Self.generate() gives OOM in training

Hi, in part of my implemented code in BartForConditionalGeneration class of Huggingface, I need to call self.generate(**kwargs) function for token generation. When I call this function in forward method of BartForConditionalGeneration class, I’m getting OOM error on GPU. However, I can perform validation steps through self.evaluate function of trainer class while training.

Here’s the truncated snippet I have currently in the forward method of BartForConditionalGeneration:


...
output = super().forward(
            input_ids=None,
            attention_mask=attention_mask,
            decoder_input_ids=decoder_input_ids,
            decoder_attention_mask=decoder_attention_mask,
            head_mask=head_mask,
            decoder_head_mask=decoder_head_mask,
            cross_attn_head_mask=cross_attn_head_mask,
            encoder_outputs=encoder_outputs,
            encoder_outputs_weighted=encoder_outputs_weighted,
            past_key_values=past_key_values,
            inputs_embeds=inputs_embeds,
            decoder_inputs_embeds=decoder_inputs_embeds,
            labels=labels,
            use_cache=use_cache,
            output_attentions=output_attentions,
            output_hidden_states=True,
            # output_hidden_states=output_hidden_states,
            return_dict=return_dict,
        )

# this line gives OOM error on GPU
with torch.no_grad():
        generated_tokens = self.generate(encoder_outputs=BaseModelOutput(last_hidden_state=encoder_outputs[0]), attention_mask=attention_mask)

...

I have tried a bunch of tricks to resolve this error: like using lower batch_size, and num_beams; however, still getting the same error. What are the possible causes of this behaviour?

Hi, I’m not familiar with Hugging Face so I’m not sure if this will solve your problem, but maybe I can give you some ideas.

Could you post the error message?
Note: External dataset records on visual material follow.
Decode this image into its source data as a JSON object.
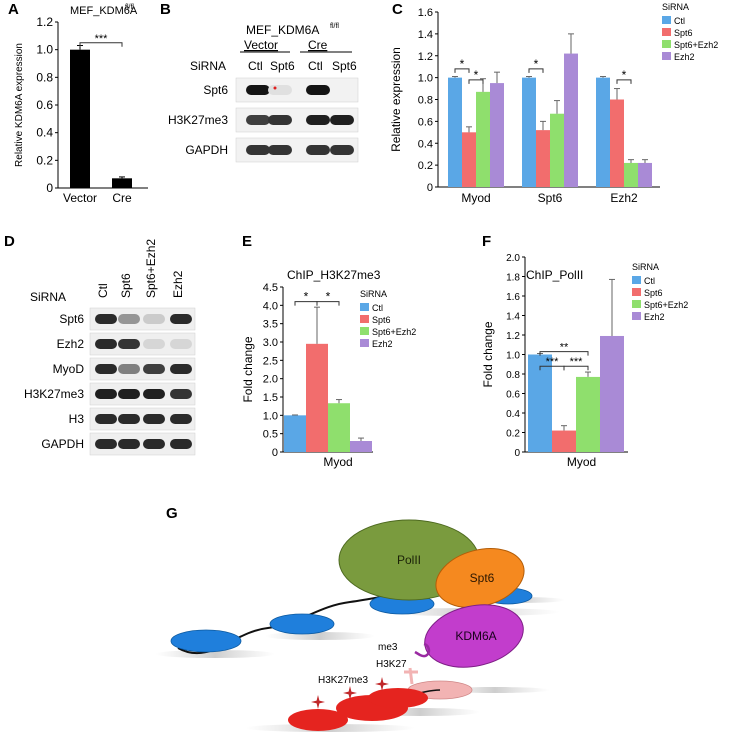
{
  "panels": {
    "A": "A",
    "B": "B",
    "C": "C",
    "D": "D",
    "E": "E",
    "F": "F",
    "G": "G"
  },
  "colors": {
    "ctl": "#5aa7e6",
    "spt6": "#f26d6d",
    "spt6_ezh2": "#8fdf6d",
    "ezh2": "#a98ad6",
    "black_bar": "#000000",
    "polII": "#7a9b3e",
    "spt6_protein": "#f5891f",
    "kdm6a": "#c23dcc",
    "nucleosome_blue": "#1f7fdc",
    "nucleosome_red": "#e5241f",
    "pink": "#f2b3b3",
    "star": "#c0282a"
  },
  "chart_data": [
    {
      "panel": "A",
      "type": "bar",
      "title": "MEF_KDM6A",
      "title_sup": "fl/fl",
      "ylabel": "Relative KDM6A expression",
      "categories": [
        "Vector",
        "Cre"
      ],
      "values": [
        1.0,
        0.07
      ],
      "errors": [
        0.03,
        0.01
      ],
      "ylim": [
        0,
        1.2
      ],
      "yticks": [
        "0",
        "0.2",
        "0.4",
        "0.6",
        "0.8",
        "1.0",
        "1.2"
      ],
      "significance": [
        {
          "from": 0,
          "to": 1,
          "label": "***"
        }
      ]
    },
    {
      "panel": "C",
      "type": "bar",
      "ylabel": "Relative expression",
      "legend_title": "SiRNA",
      "legend": "top-right",
      "categories": [
        "Myod",
        "Spt6",
        "Ezh2"
      ],
      "series": [
        {
          "name": "Ctl",
          "values": [
            1.0,
            1.0,
            1.0
          ],
          "errors": [
            0.01,
            0.01,
            0.01
          ]
        },
        {
          "name": "Spt6",
          "values": [
            0.5,
            0.52,
            0.8
          ],
          "errors": [
            0.05,
            0.08,
            0.1
          ]
        },
        {
          "name": "Spt6+Ezh2",
          "values": [
            0.87,
            0.67,
            0.22
          ],
          "errors": [
            0.12,
            0.12,
            0.03
          ]
        },
        {
          "name": "Ezh2",
          "values": [
            0.95,
            1.22,
            0.22
          ],
          "errors": [
            0.1,
            0.18,
            0.03
          ]
        }
      ],
      "ylim": [
        0,
        1.6
      ],
      "yticks": [
        "0",
        "0.2",
        "0.4",
        "0.6",
        "0.8",
        "1.0",
        "1.2",
        "1.4",
        "1.6"
      ],
      "significance": [
        {
          "category": 0,
          "from": 0,
          "to": 1,
          "label": "*"
        },
        {
          "category": 0,
          "from": 1,
          "to": 2,
          "label": "*"
        },
        {
          "category": 1,
          "from": 0,
          "to": 1,
          "label": "*"
        },
        {
          "category": 2,
          "from": 1,
          "to": 2,
          "label": "*"
        }
      ]
    },
    {
      "panel": "E",
      "type": "bar",
      "title": "ChIP_H3K27me3",
      "ylabel": "Fold change",
      "legend_title": "SiRNA",
      "legend": "top-right",
      "categories": [
        "Myod"
      ],
      "series": [
        {
          "name": "Ctl",
          "values": [
            1.0
          ],
          "errors": [
            0.01
          ]
        },
        {
          "name": "Spt6",
          "values": [
            2.95
          ],
          "errors": [
            1.0
          ]
        },
        {
          "name": "Spt6+Ezh2",
          "values": [
            1.33
          ],
          "errors": [
            0.1
          ]
        },
        {
          "name": "Ezh2",
          "values": [
            0.3
          ],
          "errors": [
            0.08
          ]
        }
      ],
      "ylim": [
        0,
        4.5
      ],
      "yticks": [
        "0",
        "0.5",
        "1.0",
        "1.5",
        "2.0",
        "2.5",
        "3.0",
        "3.5",
        "4.0",
        "4.5"
      ],
      "significance": [
        {
          "category": 0,
          "from": 0,
          "to": 1,
          "label": "*"
        },
        {
          "category": 0,
          "from": 1,
          "to": 2,
          "label": "*"
        }
      ]
    },
    {
      "panel": "F",
      "type": "bar",
      "title": "ChIP_PolII",
      "ylabel": "Fold change",
      "legend_title": "SiRNA",
      "legend": "top-right",
      "categories": [
        "Myod"
      ],
      "series": [
        {
          "name": "Ctl",
          "values": [
            1.0
          ],
          "errors": [
            0.01
          ]
        },
        {
          "name": "Spt6",
          "values": [
            0.22
          ],
          "errors": [
            0.05
          ]
        },
        {
          "name": "Spt6+Ezh2",
          "values": [
            0.77
          ],
          "errors": [
            0.05
          ]
        },
        {
          "name": "Ezh2",
          "values": [
            1.19
          ],
          "errors": [
            0.58
          ]
        }
      ],
      "ylim": [
        0,
        2.0
      ],
      "yticks": [
        "0",
        "0.2",
        "0.4",
        "0.6",
        "0.8",
        "1.0",
        "1.2",
        "1.4",
        "1.6",
        "1.8",
        "2.0"
      ],
      "significance": [
        {
          "category": 0,
          "from": 0,
          "to": 1,
          "label": "***"
        },
        {
          "category": 0,
          "from": 1,
          "to": 2,
          "label": "***"
        },
        {
          "category": 0,
          "from": 0,
          "to": 2,
          "label": "**"
        }
      ]
    }
  ],
  "blot_B": {
    "title": "MEF_KDM6A",
    "title_sup": "fl/fl",
    "groups": [
      "Vector",
      "Cre"
    ],
    "row_label": "SiRNA",
    "lanes": [
      "Ctl",
      "Spt6",
      "Ctl",
      "Spt6"
    ],
    "rows": [
      {
        "label": "Spt6",
        "intensity": [
          1.0,
          0.05,
          1.0,
          0.0
        ]
      },
      {
        "label": "H3K27me3",
        "intensity": [
          0.8,
          0.85,
          0.95,
          0.95
        ]
      },
      {
        "label": "GAPDH",
        "intensity": [
          0.85,
          0.85,
          0.85,
          0.85
        ]
      }
    ]
  },
  "blot_D": {
    "row_label": "SiRNA",
    "lanes": [
      "Ctl",
      "Spt6",
      "Spt6+Ezh2",
      "Ezh2"
    ],
    "rows": [
      {
        "label": "Spt6",
        "intensity": [
          0.9,
          0.4,
          0.15,
          0.9
        ]
      },
      {
        "label": "Ezh2",
        "intensity": [
          0.9,
          0.85,
          0.1,
          0.1
        ]
      },
      {
        "label": "MyoD",
        "intensity": [
          0.9,
          0.5,
          0.8,
          0.9
        ]
      },
      {
        "label": "H3K27me3",
        "intensity": [
          0.95,
          0.95,
          0.95,
          0.85
        ]
      },
      {
        "label": "H3",
        "intensity": [
          0.9,
          0.9,
          0.9,
          0.9
        ]
      },
      {
        "label": "GAPDH",
        "intensity": [
          0.9,
          0.9,
          0.9,
          0.9
        ]
      }
    ]
  },
  "diagram_G": {
    "polII": "PolII",
    "spt6": "Spt6",
    "kdm6a": "KDM6A",
    "me3": "me3",
    "h3k27": "H3K27",
    "h3k27me3": "H3K27me3"
  }
}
It should tell you amount of allocated memory vs how much memory PyTorch is trying to allocate. Also do you have some sort of performance monitor to see if your GPU is OOM?

I believe evaluation passes are performed without gradients where regular forward passes are. If you don’t need to train, this would unnecessarily increase the space used by the GPU. Could you make sure you are using things like

model.eval()
with torch.no_grad():
or
requires_grad=False when instantiating tensors

I’m not familiar with this specific model but in many transformers generating token embeddings is a trainable layer.